In late October, Charles and Elisabeth Smith from Phoenix traveled to Borodino, Russia, to meet their prospective son, Malcom (not his real name), a 5-year-old with cerebral palsy. “This little boy just tugged at our heart strings,” says Elisabeth. “It was not a rational response, but even when I saw his picture, he looked like my child. When I got to hold him and talk to him and be with him, it was a good fit.”
After accepting his referral from the orphanage, just one step in the long adoption process the Smiths started in March, they anticipated taking Malcolm home a couple months after the New Year.
That family reunion is now in flux.
On Friday, Russia President Vladimir Putin signed into law a ban that would cease adoption of Russian children by American families.

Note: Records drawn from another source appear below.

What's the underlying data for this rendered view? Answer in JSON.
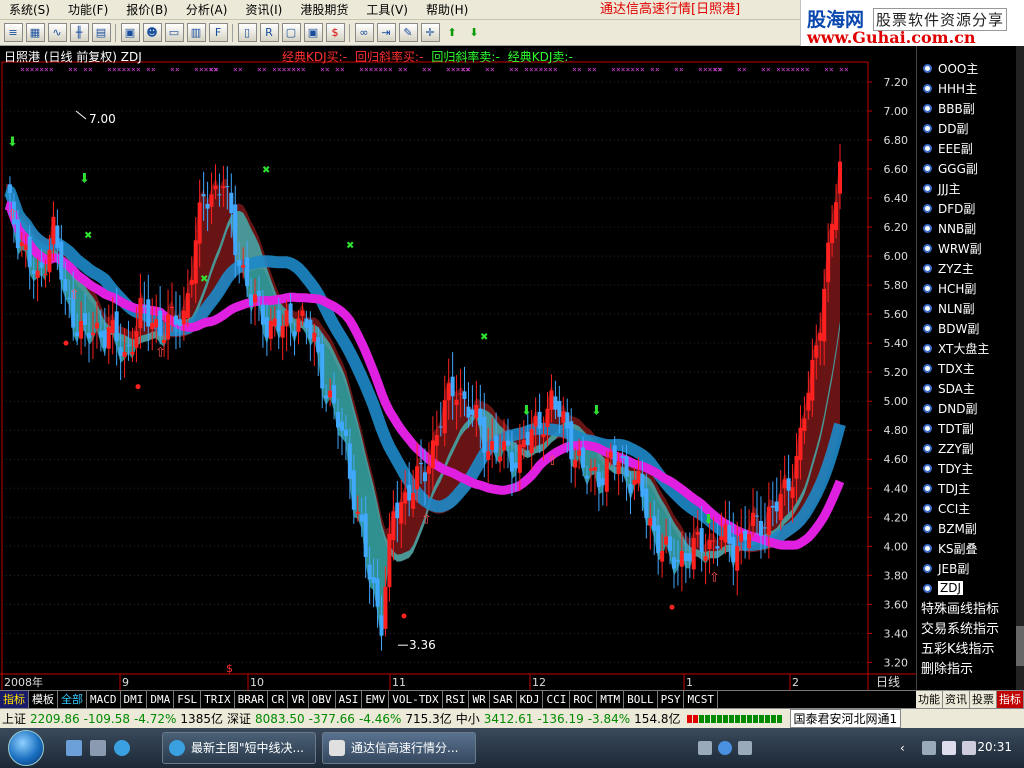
{
  "menu": [
    "系统(S)",
    "功能(F)",
    "报价(B)",
    "分析(A)",
    "资讯(I)",
    "港股期货",
    "工具(V)",
    "帮助(H)"
  ],
  "app_title": "通达信高速行情[日照港]",
  "logo": {
    "cn": "股海网",
    "sub": "股票软件资源分享",
    "url": "www.Guhai.com.cn"
  },
  "toolbar_icons": [
    "list-icon",
    "grid-icon",
    "chart-icon",
    "kline-icon",
    "table-icon",
    "folder-icon",
    "users-icon",
    "monitor-icon",
    "doc-icon",
    "f10-icon",
    "tape-icon",
    "rsi-icon",
    "screen-icon",
    "window-icon",
    "dollar-icon",
    "link-icon",
    "export-icon",
    "pen-icon",
    "cross-icon",
    "up-arrow-icon",
    "down-arrow-icon"
  ],
  "chart": {
    "title": "日照港 (日线 前复权) ZDJ",
    "indicators": [
      {
        "text": "经典KDJ买:-",
        "color": "#ff3030"
      },
      {
        "text": "回归斜率买:-",
        "color": "#ff3030"
      },
      {
        "text": "回归斜率卖:-",
        "color": "#30ff30"
      },
      {
        "text": "经典KDJ卖:-",
        "color": "#30ff30"
      }
    ],
    "high_label": "7.00",
    "low_label": "3.36",
    "period_label": "日线"
  },
  "chart_data": {
    "type": "candlestick",
    "title": "日照港 (日线 前复权) ZDJ",
    "y_ticks": [
      "7.20",
      "7.00",
      "6.80",
      "6.60",
      "6.40",
      "6.20",
      "6.00",
      "5.80",
      "5.60",
      "5.40",
      "5.20",
      "5.00",
      "4.80",
      "4.60",
      "4.40",
      "4.20",
      "4.00",
      "3.80",
      "3.60",
      "3.40",
      "3.20"
    ],
    "ylim": [
      3.12,
      7.31
    ],
    "x_labels": [
      "2008年",
      "9",
      "10",
      "11",
      "12",
      "1",
      "2"
    ],
    "max_price": 7.0,
    "min_price": 3.36,
    "close_path": [
      [
        0,
        6.4
      ],
      [
        4,
        6.1
      ],
      [
        8,
        5.8
      ],
      [
        12,
        6.2
      ],
      [
        15,
        5.7
      ],
      [
        20,
        5.45
      ],
      [
        26,
        5.5
      ],
      [
        30,
        5.3
      ],
      [
        34,
        5.6
      ],
      [
        40,
        5.5
      ],
      [
        45,
        5.6
      ],
      [
        50,
        6.4
      ],
      [
        55,
        6.5
      ],
      [
        58,
        6.1
      ],
      [
        62,
        5.7
      ],
      [
        66,
        5.55
      ],
      [
        70,
        5.5
      ],
      [
        74,
        5.6
      ],
      [
        78,
        5.4
      ],
      [
        82,
        5.0
      ],
      [
        86,
        4.7
      ],
      [
        89,
        4.2
      ],
      [
        92,
        3.8
      ],
      [
        95,
        3.5
      ],
      [
        98,
        4.2
      ],
      [
        102,
        4.4
      ],
      [
        106,
        4.5
      ],
      [
        110,
        4.9
      ],
      [
        114,
        5.1
      ],
      [
        118,
        4.9
      ],
      [
        122,
        4.7
      ],
      [
        128,
        4.6
      ],
      [
        134,
        4.8
      ],
      [
        138,
        5.0
      ],
      [
        142,
        4.8
      ],
      [
        146,
        4.5
      ],
      [
        150,
        4.5
      ],
      [
        155,
        4.6
      ],
      [
        160,
        4.4
      ],
      [
        164,
        4.1
      ],
      [
        168,
        3.9
      ],
      [
        172,
        3.95
      ],
      [
        176,
        4.0
      ],
      [
        180,
        4.05
      ],
      [
        184,
        4.0
      ],
      [
        188,
        4.1
      ],
      [
        192,
        4.2
      ],
      [
        196,
        4.3
      ],
      [
        200,
        4.6
      ],
      [
        204,
        5.2
      ],
      [
        208,
        6.0
      ],
      [
        211,
        6.6
      ]
    ],
    "overlay_bands": [
      {
        "name": "blue",
        "color": "#1e88c8"
      },
      {
        "name": "magenta",
        "color": "#e020e0"
      },
      {
        "name": "cyan",
        "color": "#40c0c0"
      },
      {
        "name": "maroon",
        "color": "#7a1818"
      }
    ]
  },
  "formula_list": [
    "OOO主",
    "HHH主",
    "BBB副",
    "DD副",
    "EEE副",
    "GGG副",
    "JJJ主",
    "DFD副",
    "NNB副",
    "WRW副",
    "ZYZ主",
    "HCH副",
    "NLN副",
    "BDW副",
    "XT大盘主",
    "TDX主",
    "SDA主",
    "DND副",
    "TDT副",
    "ZZY副",
    "TDY主",
    "TDJ主",
    "CCI主",
    "BZM副",
    "KS副叠",
    "JEB副",
    "ZDJ"
  ],
  "selected_formula": "ZDJ",
  "special_list": [
    "特殊画线指标",
    "交易系统指示",
    "五彩K线指示",
    "删除指示"
  ],
  "right_tabs": [
    "功能",
    "资讯",
    "投票",
    "指标"
  ],
  "indicator_tabs": [
    "指标",
    "模板",
    "全部",
    "MACD",
    "DMI",
    "DMA",
    "FSL",
    "TRIX",
    "BRAR",
    "CR",
    "VR",
    "OBV",
    "ASI",
    "EMV",
    "VOL-TDX",
    "RSI",
    "WR",
    "SAR",
    "KDJ",
    "CCI",
    "ROC",
    "MTM",
    "BOLL",
    "PSY",
    "MCST"
  ],
  "status": {
    "sh_label": "上证",
    "sh_value": "2209.86",
    "sh_change": "-109.58",
    "sh_pct": "-4.72%",
    "sh_amount": "1385亿",
    "sz_label": "深证",
    "sz_value": "8083.50",
    "sz_change": "-377.66",
    "sz_pct": "-4.46%",
    "sz_amount": "715.3亿",
    "zx_label": "中小",
    "zx_value": "3412.61",
    "zx_change": "-136.19",
    "zx_pct": "-3.84%",
    "zx_amount": "154.8亿",
    "broker": "国泰君安河北网通1"
  },
  "taskbar": {
    "tasks": [
      "最新主图\"短中线决...",
      "通达信高速行情分..."
    ],
    "clock": "20:31"
  }
}
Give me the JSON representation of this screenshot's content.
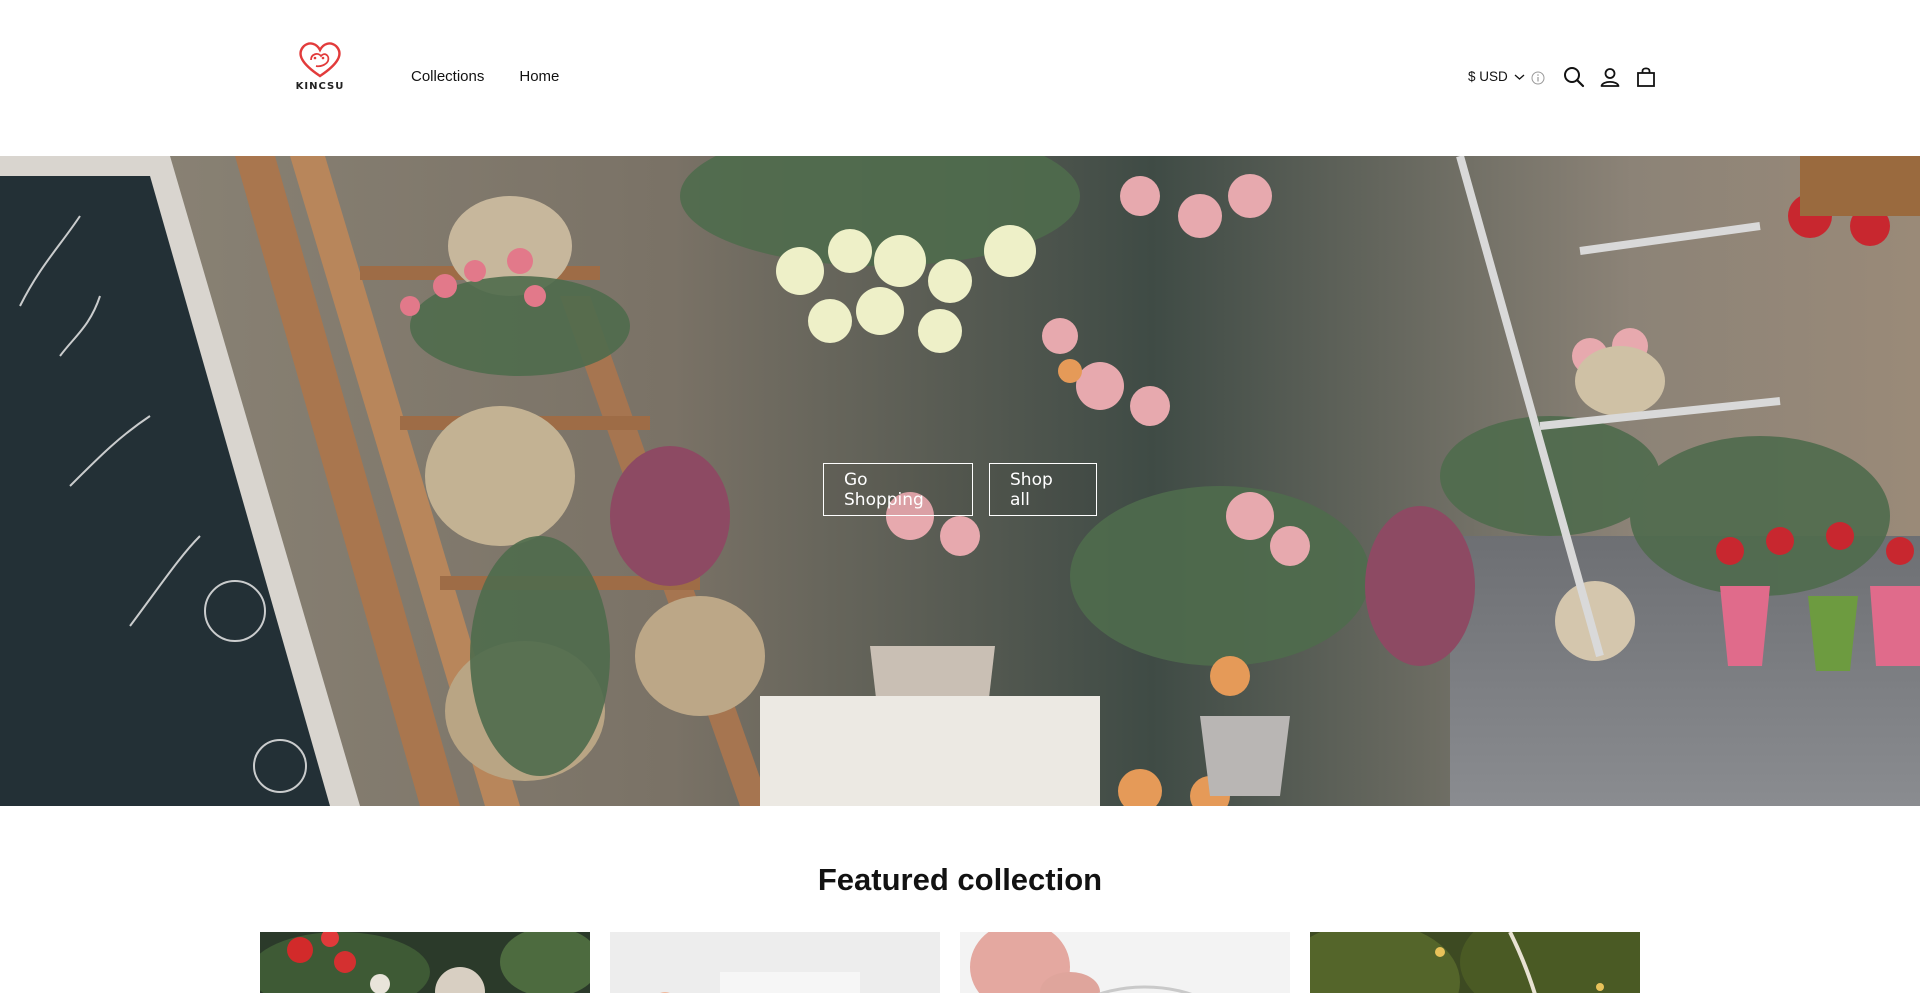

The ban, called the Dima Yakovlev Law, throws families like the Smiths and tens of thousands of Russian orphans into the middle of a political tit-for-tat that began with the U.S. passage of the Sergei Magnitsky Rule of Law Accountability Act. That law, named after a hedge-fund lawyer who exposed corruption among Russian officials and died while in prison, sanctions Russian officials whom the U.S. believes are guilty of corruption and human-rights violations in Russia. Putin and other officials have been openly critical of the law, and the ban is part of a broad-based attempt to reduce U.S. influence in the country. The ban is named after Dima Yakovlev, a Russian toddler who was adopted by American parents and died of heat stroke when his adopted father, Miles Harrison, left him in a car and was later acquitted of involuntary manslaughter.